E’ vero che la prescrizione non significa assoluzione, ma non significa neanche condanna perché in teoria l’imputato sarebbe potuto anche risultare innocente se il processo fosse stato celebrato. Né si può, proprio per il funzionamento ingiusto della giustizia italiana, condannare chi rinuncia a priori alla garanzia della prescrizione. E siccome tutti i cittadini meritano lo stesso rispetto: non ne esiste, dopo i primi tre gradi di giudizio, un quarto ad esclusiva disposizione dei pubblici ministeri per le loro personali sentenze.

E il dott. Dinapoli deve rispetto anche ai suoi colleghi giudicanti se non vuole che si finisca con il dare ragione –ora che finalmente ce li siamo tolti davanti- a Berlusconi e a coloro che la pensano come lui in tema di giustizia e del ruolo dei pubblici ministeri. Di Napoli all’epoca non era ancora a Brindisi e certamente non ha vissuto in prima persona quella indagine. Posso testimoniare che, prima degli arresti, se ne parlava già da mesi in tutti i luoghi, nelle redazioni dei giornali, nei bar, negli uffici.
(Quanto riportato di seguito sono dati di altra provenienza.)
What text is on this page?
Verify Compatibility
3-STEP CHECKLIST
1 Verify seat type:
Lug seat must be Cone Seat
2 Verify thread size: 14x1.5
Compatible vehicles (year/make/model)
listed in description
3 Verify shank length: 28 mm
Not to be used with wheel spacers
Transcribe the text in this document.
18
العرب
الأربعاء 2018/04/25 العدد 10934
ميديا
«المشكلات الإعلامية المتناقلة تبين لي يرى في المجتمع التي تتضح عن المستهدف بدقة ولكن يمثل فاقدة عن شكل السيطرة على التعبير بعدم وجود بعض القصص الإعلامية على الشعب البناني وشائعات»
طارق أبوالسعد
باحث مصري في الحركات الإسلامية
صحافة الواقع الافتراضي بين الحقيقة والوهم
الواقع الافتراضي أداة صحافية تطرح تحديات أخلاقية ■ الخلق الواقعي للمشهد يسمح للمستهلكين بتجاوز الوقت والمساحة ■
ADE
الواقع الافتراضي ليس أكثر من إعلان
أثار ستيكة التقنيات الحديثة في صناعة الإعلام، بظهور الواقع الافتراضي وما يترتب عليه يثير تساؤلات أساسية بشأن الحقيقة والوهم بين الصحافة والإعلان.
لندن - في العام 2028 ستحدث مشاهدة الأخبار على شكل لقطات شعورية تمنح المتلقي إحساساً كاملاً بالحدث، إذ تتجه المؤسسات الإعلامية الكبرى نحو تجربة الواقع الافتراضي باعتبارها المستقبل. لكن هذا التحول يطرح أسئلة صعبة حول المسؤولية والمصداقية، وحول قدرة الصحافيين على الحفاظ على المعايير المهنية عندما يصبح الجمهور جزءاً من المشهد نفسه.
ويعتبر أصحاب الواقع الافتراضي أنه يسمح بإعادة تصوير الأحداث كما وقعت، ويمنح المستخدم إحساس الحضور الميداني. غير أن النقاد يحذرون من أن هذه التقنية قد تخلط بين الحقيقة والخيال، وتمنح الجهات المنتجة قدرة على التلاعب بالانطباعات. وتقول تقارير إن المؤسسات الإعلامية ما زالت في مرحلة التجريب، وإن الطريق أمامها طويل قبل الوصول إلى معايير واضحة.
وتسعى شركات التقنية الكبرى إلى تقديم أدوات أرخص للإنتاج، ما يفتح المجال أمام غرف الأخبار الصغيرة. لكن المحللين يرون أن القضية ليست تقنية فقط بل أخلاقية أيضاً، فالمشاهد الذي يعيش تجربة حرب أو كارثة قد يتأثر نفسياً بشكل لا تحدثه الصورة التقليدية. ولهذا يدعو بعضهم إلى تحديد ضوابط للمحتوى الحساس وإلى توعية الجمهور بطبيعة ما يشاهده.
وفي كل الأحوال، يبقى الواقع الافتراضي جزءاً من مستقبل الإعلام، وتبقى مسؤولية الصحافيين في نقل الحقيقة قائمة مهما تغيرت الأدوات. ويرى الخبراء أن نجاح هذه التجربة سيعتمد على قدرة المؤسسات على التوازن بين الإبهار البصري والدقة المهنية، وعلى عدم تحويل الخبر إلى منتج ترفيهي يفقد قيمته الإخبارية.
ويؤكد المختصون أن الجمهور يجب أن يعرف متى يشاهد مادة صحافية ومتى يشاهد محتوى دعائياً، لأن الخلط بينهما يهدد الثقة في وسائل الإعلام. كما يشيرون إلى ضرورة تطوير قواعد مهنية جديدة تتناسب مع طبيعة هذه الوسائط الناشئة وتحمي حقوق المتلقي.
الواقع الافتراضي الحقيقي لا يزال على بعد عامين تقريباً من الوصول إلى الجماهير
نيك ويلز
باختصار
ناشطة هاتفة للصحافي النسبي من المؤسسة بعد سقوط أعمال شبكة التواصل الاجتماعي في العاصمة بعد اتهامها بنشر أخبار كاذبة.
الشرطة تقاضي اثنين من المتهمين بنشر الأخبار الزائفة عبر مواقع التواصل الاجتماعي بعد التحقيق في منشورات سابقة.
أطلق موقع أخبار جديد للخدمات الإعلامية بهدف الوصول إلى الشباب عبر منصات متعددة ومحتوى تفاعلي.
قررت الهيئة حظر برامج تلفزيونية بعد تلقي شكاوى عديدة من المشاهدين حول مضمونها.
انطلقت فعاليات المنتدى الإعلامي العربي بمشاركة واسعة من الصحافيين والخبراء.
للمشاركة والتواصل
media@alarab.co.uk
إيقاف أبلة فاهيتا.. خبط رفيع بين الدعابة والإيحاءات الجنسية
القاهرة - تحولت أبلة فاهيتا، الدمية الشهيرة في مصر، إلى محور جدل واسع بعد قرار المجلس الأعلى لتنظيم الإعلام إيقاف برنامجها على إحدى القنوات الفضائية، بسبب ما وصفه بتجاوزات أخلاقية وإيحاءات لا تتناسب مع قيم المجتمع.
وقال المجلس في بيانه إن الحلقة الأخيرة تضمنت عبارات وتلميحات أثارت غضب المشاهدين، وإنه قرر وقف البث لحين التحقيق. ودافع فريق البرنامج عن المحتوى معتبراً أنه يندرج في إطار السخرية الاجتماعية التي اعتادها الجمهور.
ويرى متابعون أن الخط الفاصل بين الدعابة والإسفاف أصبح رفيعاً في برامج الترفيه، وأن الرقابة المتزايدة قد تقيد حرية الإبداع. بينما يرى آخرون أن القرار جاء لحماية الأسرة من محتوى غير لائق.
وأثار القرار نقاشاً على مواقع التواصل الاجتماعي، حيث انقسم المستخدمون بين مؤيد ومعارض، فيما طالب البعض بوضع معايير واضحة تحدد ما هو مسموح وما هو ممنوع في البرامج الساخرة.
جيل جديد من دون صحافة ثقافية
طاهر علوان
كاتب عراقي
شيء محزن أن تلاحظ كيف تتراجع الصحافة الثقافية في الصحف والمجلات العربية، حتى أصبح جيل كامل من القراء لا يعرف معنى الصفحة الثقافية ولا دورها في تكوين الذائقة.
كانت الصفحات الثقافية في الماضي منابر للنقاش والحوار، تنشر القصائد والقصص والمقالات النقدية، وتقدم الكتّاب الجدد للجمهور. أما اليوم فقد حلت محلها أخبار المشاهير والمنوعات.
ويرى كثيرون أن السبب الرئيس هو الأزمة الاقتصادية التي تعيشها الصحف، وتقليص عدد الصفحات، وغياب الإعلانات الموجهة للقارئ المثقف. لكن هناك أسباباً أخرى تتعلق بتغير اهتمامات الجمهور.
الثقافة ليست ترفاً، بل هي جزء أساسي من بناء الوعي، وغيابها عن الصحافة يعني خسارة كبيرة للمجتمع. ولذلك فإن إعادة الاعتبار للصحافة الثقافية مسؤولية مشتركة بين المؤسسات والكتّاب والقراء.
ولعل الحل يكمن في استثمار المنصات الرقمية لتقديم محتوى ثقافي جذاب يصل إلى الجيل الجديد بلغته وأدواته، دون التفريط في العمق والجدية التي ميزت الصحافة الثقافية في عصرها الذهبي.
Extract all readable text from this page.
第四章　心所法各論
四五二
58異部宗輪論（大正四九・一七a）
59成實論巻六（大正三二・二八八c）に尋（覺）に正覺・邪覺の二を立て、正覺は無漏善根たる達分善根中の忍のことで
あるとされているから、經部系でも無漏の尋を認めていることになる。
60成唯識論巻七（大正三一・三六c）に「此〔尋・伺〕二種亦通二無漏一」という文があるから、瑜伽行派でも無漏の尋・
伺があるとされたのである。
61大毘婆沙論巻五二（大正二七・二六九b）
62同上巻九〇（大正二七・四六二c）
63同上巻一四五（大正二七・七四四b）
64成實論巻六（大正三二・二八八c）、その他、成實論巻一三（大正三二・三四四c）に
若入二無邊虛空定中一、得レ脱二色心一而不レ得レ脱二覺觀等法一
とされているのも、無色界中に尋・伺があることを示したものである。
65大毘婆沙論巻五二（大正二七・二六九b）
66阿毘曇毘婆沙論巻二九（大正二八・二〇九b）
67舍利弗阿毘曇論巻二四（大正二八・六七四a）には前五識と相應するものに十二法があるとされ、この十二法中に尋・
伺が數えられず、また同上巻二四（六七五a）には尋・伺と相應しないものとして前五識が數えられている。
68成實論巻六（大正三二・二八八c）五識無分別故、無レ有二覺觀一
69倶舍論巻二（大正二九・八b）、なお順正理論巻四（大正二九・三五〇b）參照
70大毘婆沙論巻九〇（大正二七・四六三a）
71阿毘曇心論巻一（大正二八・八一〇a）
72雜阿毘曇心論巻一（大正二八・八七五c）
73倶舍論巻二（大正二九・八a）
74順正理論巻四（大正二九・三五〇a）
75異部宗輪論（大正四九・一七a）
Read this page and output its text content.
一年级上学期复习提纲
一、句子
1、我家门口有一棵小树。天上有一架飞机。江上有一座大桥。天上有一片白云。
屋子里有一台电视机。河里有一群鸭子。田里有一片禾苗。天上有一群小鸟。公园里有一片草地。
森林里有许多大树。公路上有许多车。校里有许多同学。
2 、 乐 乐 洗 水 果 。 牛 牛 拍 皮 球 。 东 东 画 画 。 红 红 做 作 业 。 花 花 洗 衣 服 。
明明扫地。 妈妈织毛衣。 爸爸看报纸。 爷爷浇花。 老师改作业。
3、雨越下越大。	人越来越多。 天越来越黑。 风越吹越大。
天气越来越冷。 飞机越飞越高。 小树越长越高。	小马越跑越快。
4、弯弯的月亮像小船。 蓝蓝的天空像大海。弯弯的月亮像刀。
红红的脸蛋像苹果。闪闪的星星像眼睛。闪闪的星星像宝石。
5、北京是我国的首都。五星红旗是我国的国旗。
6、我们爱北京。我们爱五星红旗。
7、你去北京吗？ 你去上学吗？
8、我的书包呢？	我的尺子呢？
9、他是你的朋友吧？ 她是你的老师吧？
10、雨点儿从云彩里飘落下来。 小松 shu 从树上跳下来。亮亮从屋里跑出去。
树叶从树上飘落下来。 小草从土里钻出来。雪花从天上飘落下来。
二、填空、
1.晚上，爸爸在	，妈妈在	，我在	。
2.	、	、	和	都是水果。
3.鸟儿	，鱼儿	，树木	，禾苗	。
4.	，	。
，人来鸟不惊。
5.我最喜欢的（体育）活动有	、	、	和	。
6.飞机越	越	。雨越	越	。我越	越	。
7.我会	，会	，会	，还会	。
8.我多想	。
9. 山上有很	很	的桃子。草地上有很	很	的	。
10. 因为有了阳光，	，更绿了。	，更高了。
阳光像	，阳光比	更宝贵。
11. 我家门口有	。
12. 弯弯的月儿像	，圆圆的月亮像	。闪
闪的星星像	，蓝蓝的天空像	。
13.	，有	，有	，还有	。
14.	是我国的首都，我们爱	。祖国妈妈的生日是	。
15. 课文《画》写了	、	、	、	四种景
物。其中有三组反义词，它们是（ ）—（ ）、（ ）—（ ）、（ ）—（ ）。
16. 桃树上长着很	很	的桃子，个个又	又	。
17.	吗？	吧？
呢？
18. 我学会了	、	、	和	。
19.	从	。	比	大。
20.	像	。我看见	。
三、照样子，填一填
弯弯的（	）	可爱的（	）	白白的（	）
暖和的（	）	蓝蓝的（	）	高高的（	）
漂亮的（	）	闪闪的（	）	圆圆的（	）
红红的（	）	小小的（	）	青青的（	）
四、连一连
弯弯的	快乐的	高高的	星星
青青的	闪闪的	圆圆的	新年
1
Qualcuno, mesi prima degli arresti del 9 ottobre 2003, mi mostrò una bozza di prima pagina di  giornale con i titoli cubitali e le foto di quelli che sarebbero stati arrestati. Cosa che puntualmente avvenne com’era scritto.

Ebbi l’impressione dell’esistenza di una sorta di concertazione “eterodiretta politicamente” tra inquirenti, stampa e settori dell’opinione pubblica per creare un clima favorevole all’evento che stava per compiersi (non si dimentichi che Antonino un anno prima era stato rieletto sindaco con oltre il 70% dei voti). Senza dimenticare che da dove sia partita veramente quell’inchiesta non si è mai con chiarezza stabilito (almeno sui giornali). Ma torniamo all’intervista rilasciata daI procuratore capo di Brindisi. Egli dimentica le conclusioni del primo processo, quello di primo grado che, a differenza di quello di Appello, si svolse nel suo naturale contesto ambientale (pur così fortemente alterato, come ho detto prima), durò mesi e mesi, e centinaia furono i testi ascoltati.

Quel processo, su cui comunque pesavano le deposizioni fiume di Antonino, escluse per alcuni imputati il reato di corruzione, ritenendo che si trattasse di finanziamento illecito dei loro partiti. Decisione ribaltata in Appello su ricorso dei pubblici ministeri e che oggi la Cassazione – leggeremo le ragioni nelle motivazioni- ritiene di doversene disinteressare perché il reato si è nel frattempo prescritto e vale quindi il giudizio di primo grado. Si capisce che il dott. Dinapoli debba difendere l’operato del suo ufficio e che quindi parteggi per la Corte d’Appello, ma che lasci intendere che i suoi colleghi di primo grado non abbiano capito niente, è scorretto.

Tanto più che la Cassazione ha respinto i ricorsi presentati proprio dalla procura generale della Corte di Appello. Ne consegue obbligatoriamente che a non leggere bene quei fatti sarebbe stata proprio quest’ultima. Non spende una parola il dott. Dinapoli invece per la sofferenza, i linciaggi mediatici, le carriere distrutte, i costi familiari, politici, economici, morali e civili di cittadini che dopo più di otto anni si vedono finalmente restituiti alla normalità. Esiste una moneta che possa risarcire queste persone? Anzi, il dott. Dinapoli, approfitta di una intervista per riaffermare la valenza di un teorema che gli esiti giudiziari, quelli veri, previsti dalla Costituzione e non dai pubblici ministeri, hanno riportato nel loro alveo naturale. E questo mette un pò paura.